Most people in the UK genuinely believe they pay around 20% tax. They look at their income tax rate and that is the number in their head. The real figure when you add everything up is almost double that.

Let me walk you through the full picture on a £35,000 salary.

Income tax takes £4,486. Employee NI takes another £1,794. Together that is £6,280 leaving your payslip before you see it. Most people stop here. But we are just getting started.

Council tax averages £2,171 a year across the UK. Every time you spend money on VATable goods and services, roughly 20% of that price is VAT going straight to HMRC. On typical spending that adds up to approximately £3,500 a year.

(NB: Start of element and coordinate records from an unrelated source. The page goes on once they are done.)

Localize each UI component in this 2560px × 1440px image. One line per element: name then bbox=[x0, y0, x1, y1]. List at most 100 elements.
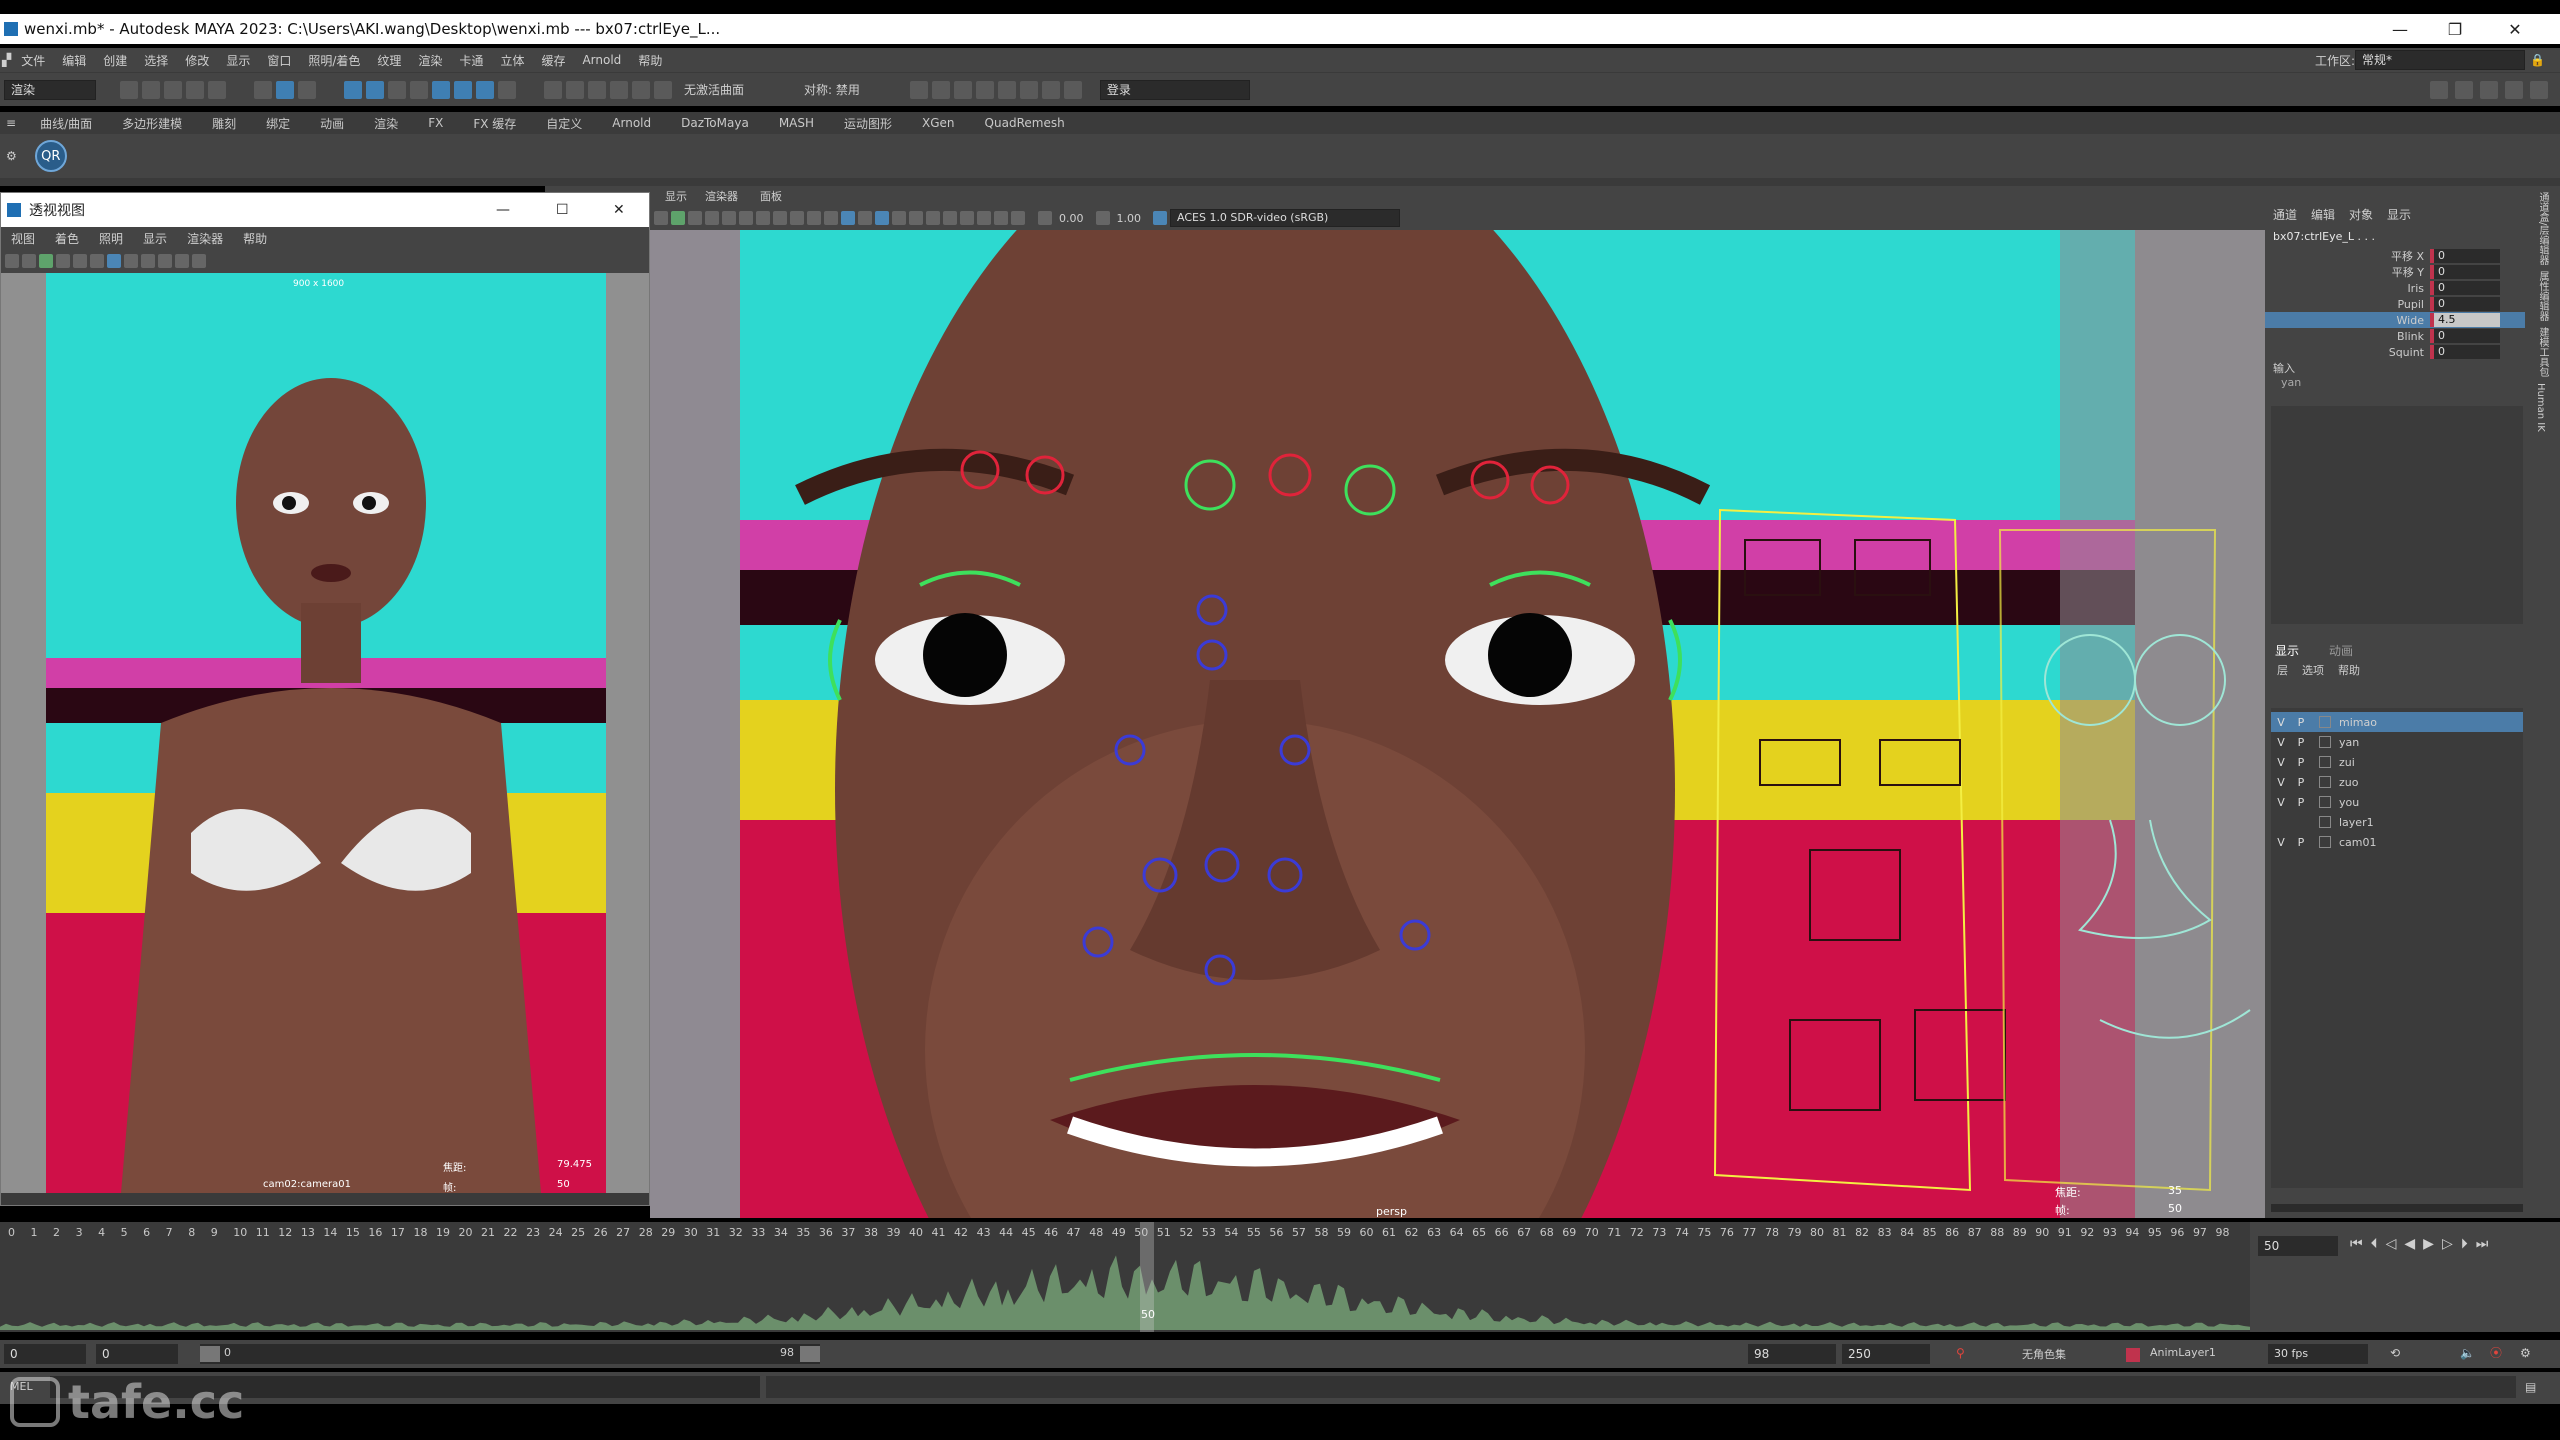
menu-create[interactable]: 创建 bbox=[103, 52, 127, 69]
sound-icon[interactable]: 🔈 bbox=[2460, 1346, 2475, 1360]
ambient-occlusion-icon[interactable] bbox=[926, 211, 940, 225]
cb-attr-row[interactable]: Squint 0 bbox=[2265, 344, 2525, 360]
layer-color-swatch[interactable] bbox=[2319, 736, 2331, 748]
camera-attributes-icon[interactable] bbox=[671, 211, 685, 225]
ipr-render-icon[interactable] bbox=[953, 80, 972, 99]
select-component-icon[interactable] bbox=[298, 80, 316, 99]
layer-menu-help[interactable]: 帮助 bbox=[2338, 662, 2360, 678]
menu-lighting[interactable]: 照明/着色 bbox=[308, 52, 360, 69]
layer-playback-toggle[interactable]: P bbox=[2291, 776, 2311, 789]
cb-menu-object[interactable]: 对象 bbox=[2349, 206, 2373, 223]
minimize-button[interactable]: — bbox=[2370, 14, 2430, 44]
pw-xray-icon[interactable] bbox=[192, 254, 206, 268]
smooth-shade-icon[interactable] bbox=[841, 211, 855, 225]
resolution-gate-icon[interactable] bbox=[756, 211, 770, 225]
select-surface-icon[interactable] bbox=[410, 80, 428, 99]
menu-dock-icon[interactable]: ▞ bbox=[2, 53, 11, 67]
exposure-value[interactable]: 0.00 bbox=[1059, 212, 1084, 225]
default-material-icon[interactable] bbox=[858, 211, 872, 225]
step-forward-frame-icon[interactable]: ▷ bbox=[2442, 1236, 2453, 1252]
menu-arnold[interactable]: Arnold bbox=[582, 53, 621, 67]
panel-menu-display[interactable]: 显示 bbox=[665, 188, 687, 204]
layer-playback-toggle[interactable]: P bbox=[2291, 796, 2311, 809]
tool-settings-icon[interactable] bbox=[2505, 80, 2523, 99]
cb-menu-edit[interactable]: 编辑 bbox=[2311, 206, 2335, 223]
layer-color-swatch[interactable] bbox=[2319, 836, 2331, 848]
arnold-ipr-icon[interactable] bbox=[1041, 80, 1060, 99]
xray-icon[interactable] bbox=[994, 211, 1008, 225]
snap-surface-icon[interactable] bbox=[632, 80, 650, 99]
cb-attr-row[interactable]: Iris 0 bbox=[2265, 280, 2525, 296]
shelf-tab-poly[interactable]: 多边形建模 bbox=[122, 115, 182, 132]
pw-gate-icon[interactable] bbox=[73, 254, 87, 268]
cb-attr-value[interactable]: 0 bbox=[2430, 345, 2500, 359]
range-end-handle[interactable] bbox=[800, 1346, 820, 1362]
lock-icon[interactable]: 🔒 bbox=[2530, 53, 2545, 67]
pw-lights-icon[interactable] bbox=[141, 254, 155, 268]
playback-start-field[interactable]: 0 bbox=[96, 1344, 178, 1364]
safe-action-icon[interactable] bbox=[807, 211, 821, 225]
layer-playback-toggle[interactable]: P bbox=[2291, 736, 2311, 749]
main-viewport[interactable]: persp 焦距: 35 帧: 50 bbox=[650, 230, 2265, 1218]
snap-point-icon[interactable] bbox=[588, 80, 606, 99]
select-misc-icon[interactable] bbox=[498, 80, 516, 99]
pw-isolate-icon[interactable] bbox=[175, 254, 189, 268]
cb-menu-show[interactable]: 显示 bbox=[2387, 206, 2411, 223]
cb-attr-value[interactable]: 0 bbox=[2430, 297, 2500, 311]
workspace-dropdown[interactable]: 常规* bbox=[2355, 50, 2525, 70]
render-frame-icon[interactable] bbox=[931, 80, 950, 99]
menu-render[interactable]: 渲染 bbox=[418, 52, 442, 69]
motion-blur-icon[interactable] bbox=[943, 211, 957, 225]
select-render-icon[interactable] bbox=[476, 80, 494, 99]
pw-shadows-icon[interactable] bbox=[158, 254, 172, 268]
layer-scrollbar[interactable] bbox=[2271, 1204, 2523, 1212]
cb-attr-row[interactable]: Pupil 0 bbox=[2265, 296, 2525, 312]
step-back-frame-icon[interactable]: ◁ bbox=[2386, 1236, 2397, 1252]
pw-horizontal-scrollbar[interactable] bbox=[1, 1193, 649, 1205]
select-object-icon[interactable] bbox=[276, 80, 294, 99]
layer-playback-toggle[interactable]: P bbox=[2291, 756, 2311, 769]
script-editor-icon[interactable]: ▤ bbox=[2525, 1380, 2536, 1394]
layer-row[interactable]: V Pzuo bbox=[2271, 772, 2523, 792]
menu-display[interactable]: 显示 bbox=[226, 52, 250, 69]
shelf-tab-fx[interactable]: FX bbox=[428, 116, 443, 130]
layer-row[interactable]: V Pmimao bbox=[2271, 712, 2523, 732]
menu-windows[interactable]: 窗口 bbox=[267, 52, 291, 69]
use-lights-icon[interactable] bbox=[892, 211, 906, 225]
current-frame-field[interactable]: 50 bbox=[2258, 1236, 2338, 1256]
time-slider[interactable]: 0 1 2 3 4 5 6 7 8 9 10 11 12 13 14 15 16 17 18 19 20 21 22 23 24… bbox=[0, 1222, 2250, 1332]
arnold-render-icon[interactable] bbox=[1019, 80, 1038, 99]
pw-grid-icon[interactable] bbox=[56, 254, 70, 268]
cb-attr-row[interactable]: 平移 X 0 bbox=[2265, 248, 2525, 264]
step-forward-key-icon[interactable]: ⏵ bbox=[2461, 1236, 2468, 1252]
menu-edit[interactable]: 编辑 bbox=[62, 52, 86, 69]
shelf-tab-motion-graphics[interactable]: 运动图形 bbox=[844, 115, 892, 132]
film-gate-icon[interactable] bbox=[739, 211, 753, 225]
go-to-end-icon[interactable]: ⏭ bbox=[2476, 1236, 2489, 1252]
menu-modify[interactable]: 修改 bbox=[185, 52, 209, 69]
attribute-editor-icon[interactable] bbox=[2480, 80, 2498, 99]
select-hierarchy-icon[interactable] bbox=[254, 80, 272, 99]
pw-menu-help[interactable]: 帮助 bbox=[243, 230, 267, 247]
shelf-tab-custom[interactable]: 自定义 bbox=[546, 115, 582, 132]
shelf-tab-rendering[interactable]: 渲染 bbox=[374, 115, 398, 132]
layer-color-swatch[interactable] bbox=[2319, 716, 2331, 728]
shelf-tab-xgen[interactable]: XGen bbox=[922, 116, 955, 130]
layer-menu-layers[interactable]: 层 bbox=[2277, 662, 2288, 678]
panel-menu-renderer[interactable]: 渲染器 bbox=[705, 188, 738, 204]
character-controls-icon[interactable] bbox=[2455, 80, 2473, 99]
select-joint-icon[interactable] bbox=[366, 80, 384, 99]
go-to-start-icon[interactable]: ⏮ bbox=[2350, 1236, 2363, 1252]
save-scene-icon[interactable] bbox=[164, 80, 182, 99]
snap-grid-icon[interactable] bbox=[544, 80, 562, 99]
shelf-tab-fx-cache[interactable]: FX 缓存 bbox=[473, 115, 516, 132]
perspective-minimize-button[interactable]: — bbox=[496, 202, 510, 218]
close-button[interactable]: ✕ bbox=[2485, 14, 2545, 44]
grid-icon[interactable] bbox=[722, 211, 736, 225]
live-surface-label[interactable]: 无激活曲面 bbox=[684, 81, 744, 98]
pw-menu-show[interactable]: 显示 bbox=[143, 230, 167, 247]
snap-view-icon[interactable] bbox=[610, 80, 628, 99]
pause-icon[interactable] bbox=[1063, 80, 1082, 99]
cb-attr-value[interactable]: 0 bbox=[2430, 281, 2500, 295]
cb-menu-channels[interactable]: 通道 bbox=[2273, 206, 2297, 223]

Fuel duty adds around £600. Insurance premium tax on your car, home and life insurance adds £200. The TV licence takes £175. Road tax and other duties add another £300.

Total tax paid on a £35,000 salary: approximately £13,226. That is 37.8% of your gross income gone before you have truly lived your life.

And that is before Stamp Duty if you buy a home, Inheritance Tax when you die, Capital Gains Tax on investments and alcohol or air passenger duty. Add in the £2,792 of employer NI paid on your behalf, money that could otherwise be your salary, and the real total approaches £16,000. Nearly half of everything your employment generates.

Nobody sits down and adds this up. That is not by accident.

Understanding the full picture is the first step to doing something about it legally and intelligently.